Christin Fernandez, spokesperson for the National Restaurant Association, the largest industry trade group, disputes this account. "[U]nder the Fair Labor Standards Act, no one in the restaurant industry should be making a 'sub-minimum' wage," she said, citing research from the NRA finding that average servers make $16 to $22 an hour. (The Bureau of Labor Statistics puts the mean wage at $10.40 and the median at $9.01.)
A spokesperson for the International Franchise Association, another major trade group that has opposed minimum wage increases, had no comment on the tipped wage.
New York State Governor Cuomo has vocally supported raising the minimum wage for workers to $15 an hour in New York, but his proposal, which may be amended until this Friday, leaves the tipped sub-minimum untouched.
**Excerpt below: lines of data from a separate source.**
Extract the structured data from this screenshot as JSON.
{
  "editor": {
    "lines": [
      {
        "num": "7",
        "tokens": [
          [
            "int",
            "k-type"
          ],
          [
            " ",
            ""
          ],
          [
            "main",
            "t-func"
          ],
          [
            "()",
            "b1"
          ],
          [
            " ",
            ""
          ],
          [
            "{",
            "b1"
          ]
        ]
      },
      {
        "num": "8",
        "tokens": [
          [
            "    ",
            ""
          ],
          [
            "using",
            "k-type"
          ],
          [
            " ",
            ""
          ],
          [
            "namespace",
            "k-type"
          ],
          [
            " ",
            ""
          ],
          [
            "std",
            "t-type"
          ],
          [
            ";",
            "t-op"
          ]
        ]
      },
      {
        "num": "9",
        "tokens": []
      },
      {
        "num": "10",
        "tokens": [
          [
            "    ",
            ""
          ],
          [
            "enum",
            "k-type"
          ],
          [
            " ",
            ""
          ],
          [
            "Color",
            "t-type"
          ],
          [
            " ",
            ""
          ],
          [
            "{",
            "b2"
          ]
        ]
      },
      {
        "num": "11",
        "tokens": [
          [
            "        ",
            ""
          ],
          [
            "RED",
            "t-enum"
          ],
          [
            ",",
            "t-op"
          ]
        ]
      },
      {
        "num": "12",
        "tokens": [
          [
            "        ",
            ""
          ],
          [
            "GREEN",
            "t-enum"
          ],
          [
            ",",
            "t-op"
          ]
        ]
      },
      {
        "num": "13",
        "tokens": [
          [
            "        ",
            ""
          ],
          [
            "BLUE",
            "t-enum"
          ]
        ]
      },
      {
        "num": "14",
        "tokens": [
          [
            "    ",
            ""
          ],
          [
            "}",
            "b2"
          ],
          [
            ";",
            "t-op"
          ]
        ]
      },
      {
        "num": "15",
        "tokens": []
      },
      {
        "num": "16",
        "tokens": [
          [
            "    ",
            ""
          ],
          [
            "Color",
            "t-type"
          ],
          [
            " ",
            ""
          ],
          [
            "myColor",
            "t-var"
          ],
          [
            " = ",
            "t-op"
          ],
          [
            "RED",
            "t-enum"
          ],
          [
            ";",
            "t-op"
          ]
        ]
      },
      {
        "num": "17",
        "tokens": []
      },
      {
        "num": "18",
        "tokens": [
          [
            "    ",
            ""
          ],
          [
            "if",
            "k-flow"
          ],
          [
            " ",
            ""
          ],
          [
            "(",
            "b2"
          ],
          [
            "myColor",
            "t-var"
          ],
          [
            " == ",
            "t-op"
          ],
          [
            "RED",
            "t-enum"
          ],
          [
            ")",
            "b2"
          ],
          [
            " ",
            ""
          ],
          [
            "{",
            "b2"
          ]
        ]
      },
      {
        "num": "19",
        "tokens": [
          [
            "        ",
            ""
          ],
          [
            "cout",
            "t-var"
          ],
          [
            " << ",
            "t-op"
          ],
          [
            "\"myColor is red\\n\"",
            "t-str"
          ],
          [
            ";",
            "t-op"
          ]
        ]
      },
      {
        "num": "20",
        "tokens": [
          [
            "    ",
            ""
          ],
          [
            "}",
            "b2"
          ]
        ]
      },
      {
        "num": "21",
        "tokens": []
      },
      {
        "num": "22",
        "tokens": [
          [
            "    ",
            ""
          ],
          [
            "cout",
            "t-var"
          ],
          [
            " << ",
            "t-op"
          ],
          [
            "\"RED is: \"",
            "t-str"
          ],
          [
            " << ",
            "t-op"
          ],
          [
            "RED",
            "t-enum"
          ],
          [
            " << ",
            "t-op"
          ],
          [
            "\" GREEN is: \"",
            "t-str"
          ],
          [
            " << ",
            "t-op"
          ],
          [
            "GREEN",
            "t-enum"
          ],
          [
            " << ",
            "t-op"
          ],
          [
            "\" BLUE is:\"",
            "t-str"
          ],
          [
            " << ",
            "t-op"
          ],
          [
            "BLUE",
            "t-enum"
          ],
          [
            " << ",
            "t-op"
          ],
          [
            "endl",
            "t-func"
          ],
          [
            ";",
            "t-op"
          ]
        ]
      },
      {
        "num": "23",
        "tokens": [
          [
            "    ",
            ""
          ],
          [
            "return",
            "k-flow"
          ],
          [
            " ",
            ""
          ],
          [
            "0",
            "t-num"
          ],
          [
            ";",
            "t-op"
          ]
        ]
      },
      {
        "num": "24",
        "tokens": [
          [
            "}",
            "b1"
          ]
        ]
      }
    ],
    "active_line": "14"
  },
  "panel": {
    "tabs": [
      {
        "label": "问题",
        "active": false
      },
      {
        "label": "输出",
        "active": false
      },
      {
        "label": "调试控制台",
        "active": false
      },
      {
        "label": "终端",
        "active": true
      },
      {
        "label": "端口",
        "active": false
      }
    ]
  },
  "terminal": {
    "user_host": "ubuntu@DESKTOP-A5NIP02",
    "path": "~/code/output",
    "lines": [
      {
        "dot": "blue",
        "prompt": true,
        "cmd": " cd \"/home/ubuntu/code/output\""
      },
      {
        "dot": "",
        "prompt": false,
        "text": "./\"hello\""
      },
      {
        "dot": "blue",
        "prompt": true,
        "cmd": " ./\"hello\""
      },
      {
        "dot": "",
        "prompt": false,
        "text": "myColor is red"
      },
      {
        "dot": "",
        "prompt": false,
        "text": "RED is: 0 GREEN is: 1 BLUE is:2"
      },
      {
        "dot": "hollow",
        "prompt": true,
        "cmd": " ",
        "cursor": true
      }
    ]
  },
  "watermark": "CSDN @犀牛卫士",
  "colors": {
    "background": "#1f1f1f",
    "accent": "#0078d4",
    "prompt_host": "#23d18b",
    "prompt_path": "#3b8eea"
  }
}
In New York, the tipped minimum is $7.50.
Worker advocate Saru Jayaraman, co-director of the Restaurant Opportunities Center, says Cuomo could amend the proposal to include tipped workers in the raise, as seven states, including California, have previously done.
"By being the first state on the east coast to eliminate the two-tiered wage system and phase it out completely, as Hillary Clinton and the White House and Democrats in Congress are calling for, New York could be a progressive leader," she said.
In January, a group of 100 anonymous restaurant owners signed a letter to Cuomo asking him to exclude tipped workers from any proposed raise in New York. He hasn't commented publicly on any plan to amend the proposal. The governor's office did not respond to a request for comment on the exclusion of tipped workers from the raise.
Jayaraman said the two-tier wage system disproportionately affects women and people of color. "The calculus since the New Deal has been, 'let's leave out the tipped workers' [from wage increases]," she said. "Our point is that that's the same calculation that's been made for a hundred years. Maybe there's an assumption that this will be taken care of at a later date, but that's never happened."
In recent years, support for eliminating the tipped minimum wage has grown, with legislators in Rhode Island, New Hampshire, and Washington, D.C. advocating to raise or abolish it, as well as some employers.
"With over 1 million restaurants nationwide, all with varying concepts, restaurateurs should continue to have the freedom to choose what works best for their business and their workforce," said the NRA's Fernandez. "[W]hether that's keeping with the current tipped model or trying something new."